The Problem It Addresses
Many stroke survivors have difficulty walking and rebuilding normal movement. Traditional therapy can be repetitive and time-consuming. This project explores a smarter way to assist, motivate, and tailor therapy to each person, potentially speeding up recovery and making rehab more engaging.
Objectives of the Project
- Understand current gait rehabilitation limits and how robot assistance might help.
- Develop a simple robot-assisted gait setup and a feedback system.
- Implement adaptive assist-as-needed control that adjusts support in real time.
- Test the system with healthy volunteers first, then with a small group of stroke models.

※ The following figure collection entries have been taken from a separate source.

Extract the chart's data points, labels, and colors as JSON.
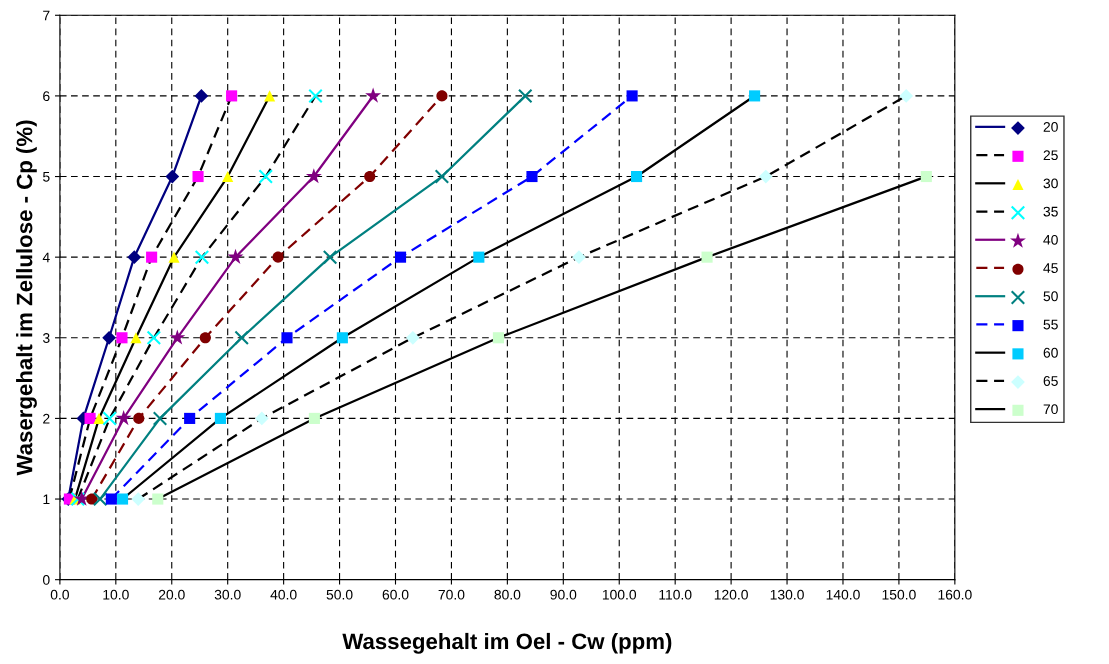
{
  "chart_data": {
    "type": "line",
    "xlabel": "Wassegehalt im Oel - Cw (ppm)",
    "ylabel": "Wasergehalt im Zellulose - Cp (%)",
    "xlim": [
      0,
      160
    ],
    "ylim": [
      0,
      7
    ],
    "xticks": [
      {
        "value": 0,
        "label": "0.0"
      },
      {
        "value": 10,
        "label": "10.0"
      },
      {
        "value": 20,
        "label": "20.0"
      },
      {
        "value": 30,
        "label": "30.0"
      },
      {
        "value": 40,
        "label": "40.0"
      },
      {
        "value": 50,
        "label": "50.0"
      },
      {
        "value": 60,
        "label": "60.0"
      },
      {
        "value": 70,
        "label": "70.0"
      },
      {
        "value": 80,
        "label": "80.0"
      },
      {
        "value": 90,
        "label": "90.0"
      },
      {
        "value": 100,
        "label": "100.0"
      },
      {
        "value": 110,
        "label": "110.0"
      },
      {
        "value": 120,
        "label": "120.0"
      },
      {
        "value": 130,
        "label": "130.0"
      },
      {
        "value": 140,
        "label": "140.0"
      },
      {
        "value": 150,
        "label": "150.0"
      },
      {
        "value": 160,
        "label": "160.0"
      }
    ],
    "yticks": [
      0,
      1,
      2,
      3,
      4,
      5,
      6,
      7
    ],
    "grid": true,
    "legend": "right",
    "series": [
      {
        "name": "20",
        "color": "#000080",
        "marker": "diamond",
        "line_style": "solid",
        "x": [
          1.5,
          4.2,
          8.8,
          13.3,
          20.1,
          25.3
        ],
        "values": [
          1,
          2,
          3,
          4,
          5,
          6
        ]
      },
      {
        "name": "25",
        "color": "#000000",
        "colors": [
          "#ff00ff",
          "#ff00ff",
          "#ff00ff",
          "#ff00ff",
          "#ff00ff",
          "#ff00ff"
        ],
        "marker": "square",
        "line_style": "dashed",
        "x": [
          1.7,
          5.4,
          11.1,
          16.4,
          24.7,
          30.7
        ],
        "values": [
          1,
          2,
          3,
          4,
          5,
          6
        ]
      },
      {
        "name": "30",
        "color": "#000000",
        "colors": [
          "#ffff00",
          "#ffff00",
          "#ffff00",
          "#ffff00",
          "#ffff00",
          "#ffff00"
        ],
        "marker": "triangle",
        "line_style": "solid",
        "x": [
          2.7,
          7.0,
          13.6,
          20.4,
          30.0,
          37.5
        ],
        "values": [
          1,
          2,
          3,
          4,
          5,
          6
        ]
      },
      {
        "name": "35",
        "color": "#000000",
        "colors": [
          "#00ffff",
          "#00ffff",
          "#00ffff",
          "#00ffff",
          "#00ffff",
          "#00ffff"
        ],
        "marker": "cross",
        "line_style": "dashed",
        "x": [
          3.2,
          8.9,
          16.8,
          25.4,
          36.8,
          45.7
        ],
        "values": [
          1,
          2,
          3,
          4,
          5,
          6
        ]
      },
      {
        "name": "40",
        "color": "#800080",
        "marker": "star",
        "line_style": "solid",
        "x": [
          3.9,
          11.4,
          21.0,
          31.4,
          45.4,
          56.0
        ],
        "values": [
          1,
          2,
          3,
          4,
          5,
          6
        ]
      },
      {
        "name": "45",
        "color": "#800000",
        "marker": "circle",
        "line_style": "dashed",
        "x": [
          5.7,
          14.1,
          26.0,
          39.0,
          55.4,
          68.3
        ],
        "values": [
          1,
          2,
          3,
          4,
          5,
          6
        ]
      },
      {
        "name": "50",
        "color": "#008080",
        "marker": "cross",
        "line_style": "solid",
        "x": [
          7.2,
          17.9,
          32.5,
          48.3,
          68.3,
          83.2
        ],
        "values": [
          1,
          2,
          3,
          4,
          5,
          6
        ]
      },
      {
        "name": "55",
        "color": "#0000ff",
        "marker": "square",
        "line_style": "dashed",
        "x": [
          9.2,
          23.2,
          40.6,
          60.9,
          84.4,
          102.3
        ],
        "values": [
          1,
          2,
          3,
          4,
          5,
          6
        ]
      },
      {
        "name": "60",
        "color": "#000000",
        "colors": [
          "#00ccff",
          "#00ccff",
          "#00ccff",
          "#00ccff",
          "#00ccff",
          "#00ccff"
        ],
        "marker": "square",
        "line_style": "solid",
        "x": [
          11.2,
          28.7,
          50.5,
          74.9,
          103.1,
          124.2
        ],
        "values": [
          1,
          2,
          3,
          4,
          5,
          6
        ]
      },
      {
        "name": "65",
        "color": "#000000",
        "colors": [
          "#ccffff",
          "#ccffff",
          "#ccffff",
          "#ccffff",
          "#ccffff",
          "#ccffff"
        ],
        "marker": "diamond",
        "line_style": "dashed",
        "x": [
          14.0,
          36.1,
          63.1,
          92.8,
          126.2,
          151.3
        ],
        "values": [
          1,
          2,
          3,
          4,
          5,
          6
        ]
      },
      {
        "name": "70",
        "color": "#000000",
        "colors": [
          "#ccffcc",
          "#ccffcc",
          "#ccffcc",
          "#ccffcc",
          "#ccffcc"
        ],
        "marker": "square",
        "line_style": "solid",
        "x": [
          17.5,
          45.5,
          78.4,
          115.7,
          154.9
        ],
        "values": [
          1,
          2,
          3,
          4,
          5
        ]
      }
    ]
  }
}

- Evaluate safety, usability, and basic effectiveness signals.
What You Will Do Step by Step
1) Review basic rehab needs and existing devices. 2) Design a low-risk robot-assisted gait setup and feedback interface. 3) Implement a basic adaptive control that reduces or increases support as users improve. 4) Collect motion data during sessions with volunteers. 5) Analyze changes in movement quality and user feedback. 6) Discuss limitations and potential clinical steps.
Expected Outcome
Anticipated results include a working prototype, evidence that real-time feedback helps users stay engaged, and initial data showing safe, improved walking patterns under adaptive support. The project should suggest how this approach could fit into real rehab programs.